Dans la nuit du 7 au 8 avril 2026, les États-Unis et l'Iran ont annoncé un cessez-le-feu de deux semaines, assorti de la réouverture du détroit d'Ormuz et de négociations à Islamabad. Les deux camps crient victoire, mais la paix reste fragile.

Par Camille Darrieux, correspondante diplomatique · 8 avril 2026

Le président Donald Trump a annoncé, mardi 7 avril au soir — moins de deux heures avant l'expiration de son propre ultimatum à Téhéran —, un cessez-le-feu de deux semaines avec l'Iran. Sur son réseau Truth Social, Trump a écrit que les deux pays étaient « très avancés » dans un accord de paix « définitif » et qu'il acceptait de suspendre les frappes pour permettre la poursuite des négociations. L'Iran a simultanément annoncé la réouverture du détroit d'Ormuz, vital pour le transit de 20 % du pétrole mondial, et la tenue de pourparlers à Islamabad sous médiation pakistanaise. Washington et Téhéran revendiquent chacun la victoire : Trump parle d'une « victoire totale et complète », tandis que la diplomatie iranienne affirme avoir obtenu l'acceptation par les États-Unis d'un plan en dix points. (Sources : Reuters, AP, BBC)

Ce cessez-le-feu intervient au 40e jour d'un conflit qui a sidéré le monde. Depuis le début des hostilités entre Washington, Israël et l'Iran, la crise a provoqué une flambée du pétrole au-delà de 120 dollars le baril, perturbé les chaînes d'approvisionnement mondiales et fait craindre une escalade nucléaire. Le Pakistan, qui a joué un rôle de médiateur inattendu, a obtenu que les négociations se tiennent sur son sol, à Islamabad. Selon les termes connus de l'accord, les opérations militaires offensives sont suspendues, mais la situation au Liban reste floue : Israël a affirmé que le cessez-le-feu ne s'étendait pas au sud du Liban, où son invasion terrestre se poursuit, tandis que le Pakistan soutient le contraire. (Sources : Al Jazeera, CNN, France Info)

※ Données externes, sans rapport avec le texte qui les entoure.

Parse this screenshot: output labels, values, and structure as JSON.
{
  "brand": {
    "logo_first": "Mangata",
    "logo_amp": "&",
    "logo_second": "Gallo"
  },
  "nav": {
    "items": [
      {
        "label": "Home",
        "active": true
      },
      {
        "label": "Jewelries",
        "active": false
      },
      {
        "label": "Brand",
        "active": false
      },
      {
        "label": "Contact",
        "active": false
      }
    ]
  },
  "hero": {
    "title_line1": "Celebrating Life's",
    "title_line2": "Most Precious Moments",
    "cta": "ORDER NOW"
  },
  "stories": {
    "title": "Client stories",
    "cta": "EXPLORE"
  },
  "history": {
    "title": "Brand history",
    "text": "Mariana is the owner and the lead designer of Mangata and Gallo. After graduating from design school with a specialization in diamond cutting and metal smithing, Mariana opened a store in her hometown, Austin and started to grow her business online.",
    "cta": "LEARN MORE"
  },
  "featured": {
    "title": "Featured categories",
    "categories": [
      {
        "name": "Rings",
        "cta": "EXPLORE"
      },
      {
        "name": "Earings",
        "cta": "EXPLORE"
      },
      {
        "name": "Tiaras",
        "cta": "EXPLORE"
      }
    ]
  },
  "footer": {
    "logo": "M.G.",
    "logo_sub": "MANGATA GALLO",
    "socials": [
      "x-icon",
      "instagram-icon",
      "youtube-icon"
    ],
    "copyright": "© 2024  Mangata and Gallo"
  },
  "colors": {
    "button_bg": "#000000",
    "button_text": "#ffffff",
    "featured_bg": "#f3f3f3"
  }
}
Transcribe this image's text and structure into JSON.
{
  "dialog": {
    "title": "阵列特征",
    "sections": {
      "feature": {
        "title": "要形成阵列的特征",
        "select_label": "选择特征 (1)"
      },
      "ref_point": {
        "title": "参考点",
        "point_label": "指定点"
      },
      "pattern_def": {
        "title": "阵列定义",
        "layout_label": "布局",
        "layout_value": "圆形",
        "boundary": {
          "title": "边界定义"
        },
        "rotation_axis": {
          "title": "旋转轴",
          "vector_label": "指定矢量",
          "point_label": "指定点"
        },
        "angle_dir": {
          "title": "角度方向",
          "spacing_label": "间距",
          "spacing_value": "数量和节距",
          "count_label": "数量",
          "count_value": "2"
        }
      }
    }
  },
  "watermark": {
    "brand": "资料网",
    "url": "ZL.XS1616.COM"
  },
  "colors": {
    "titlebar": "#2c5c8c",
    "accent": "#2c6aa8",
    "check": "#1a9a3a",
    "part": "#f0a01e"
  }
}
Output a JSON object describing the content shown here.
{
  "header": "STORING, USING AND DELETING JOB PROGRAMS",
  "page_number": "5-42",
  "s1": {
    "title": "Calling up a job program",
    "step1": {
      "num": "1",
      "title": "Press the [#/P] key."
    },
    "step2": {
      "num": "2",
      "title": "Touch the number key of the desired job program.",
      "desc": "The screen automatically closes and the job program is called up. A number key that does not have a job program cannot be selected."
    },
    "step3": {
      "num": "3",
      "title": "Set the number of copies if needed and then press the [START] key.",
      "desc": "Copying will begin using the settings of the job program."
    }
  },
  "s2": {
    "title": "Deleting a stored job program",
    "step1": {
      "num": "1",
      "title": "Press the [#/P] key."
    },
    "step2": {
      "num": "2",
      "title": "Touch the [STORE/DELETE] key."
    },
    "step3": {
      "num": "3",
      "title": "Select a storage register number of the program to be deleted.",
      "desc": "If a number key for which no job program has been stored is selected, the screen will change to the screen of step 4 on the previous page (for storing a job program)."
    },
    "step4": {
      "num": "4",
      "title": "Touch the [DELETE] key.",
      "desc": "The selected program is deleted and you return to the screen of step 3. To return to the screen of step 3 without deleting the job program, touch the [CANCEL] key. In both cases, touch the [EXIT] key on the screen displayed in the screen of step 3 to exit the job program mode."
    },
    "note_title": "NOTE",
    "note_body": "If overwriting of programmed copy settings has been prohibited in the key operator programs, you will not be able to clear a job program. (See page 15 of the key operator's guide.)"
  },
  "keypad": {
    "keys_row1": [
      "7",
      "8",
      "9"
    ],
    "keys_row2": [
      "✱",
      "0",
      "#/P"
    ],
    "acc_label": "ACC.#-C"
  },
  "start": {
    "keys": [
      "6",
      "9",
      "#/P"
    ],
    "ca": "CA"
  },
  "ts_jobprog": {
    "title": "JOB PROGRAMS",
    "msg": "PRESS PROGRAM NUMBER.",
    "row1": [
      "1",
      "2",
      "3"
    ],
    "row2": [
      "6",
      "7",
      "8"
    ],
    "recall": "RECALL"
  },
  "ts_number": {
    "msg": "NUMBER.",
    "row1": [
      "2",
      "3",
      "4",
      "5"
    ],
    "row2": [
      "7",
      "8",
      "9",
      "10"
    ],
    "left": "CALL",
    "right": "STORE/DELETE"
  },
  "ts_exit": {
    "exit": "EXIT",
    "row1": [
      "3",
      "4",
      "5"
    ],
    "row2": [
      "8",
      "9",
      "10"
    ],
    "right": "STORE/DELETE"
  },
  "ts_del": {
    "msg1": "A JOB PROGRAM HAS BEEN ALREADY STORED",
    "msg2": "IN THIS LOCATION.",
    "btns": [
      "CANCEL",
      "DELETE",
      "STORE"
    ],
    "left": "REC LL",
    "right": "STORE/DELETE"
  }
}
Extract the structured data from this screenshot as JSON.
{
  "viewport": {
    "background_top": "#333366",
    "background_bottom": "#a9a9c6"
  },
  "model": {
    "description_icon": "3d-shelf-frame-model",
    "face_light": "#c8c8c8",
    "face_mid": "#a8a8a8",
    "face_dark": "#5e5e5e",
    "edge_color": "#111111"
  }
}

La communauté internationale a accueilli l'annonce avec un mélange de soulagement et de prudence. L'Union européenne a salué « un premier pas nécessaire » tout en appelant à une « paix durable ». La Chine et la Russie ont été plus mesurées, soulignant que les conditions américaines restaient « inacceptables » à long terme. À Paris, Emmanuel Macron a convoqué un conseil de défense et de sécurité nationale ce mercredi matin à l'Élysée pour évaluer la situation. Le ministre des Armées, Sébastien Lecornu, a par ailleurs annoncé des contrôles sur les prix à la pompe, déclarant que « les prix doivent baisser aussi vite qu'ils sont montés ». Les marchés ont réagi positivement : le pétrole a reculé de 8 % en une journée, tandis que le S&P 500 a gagné 2,3 %. (Sources : Boursorama, TF1 Info, Politico Europe)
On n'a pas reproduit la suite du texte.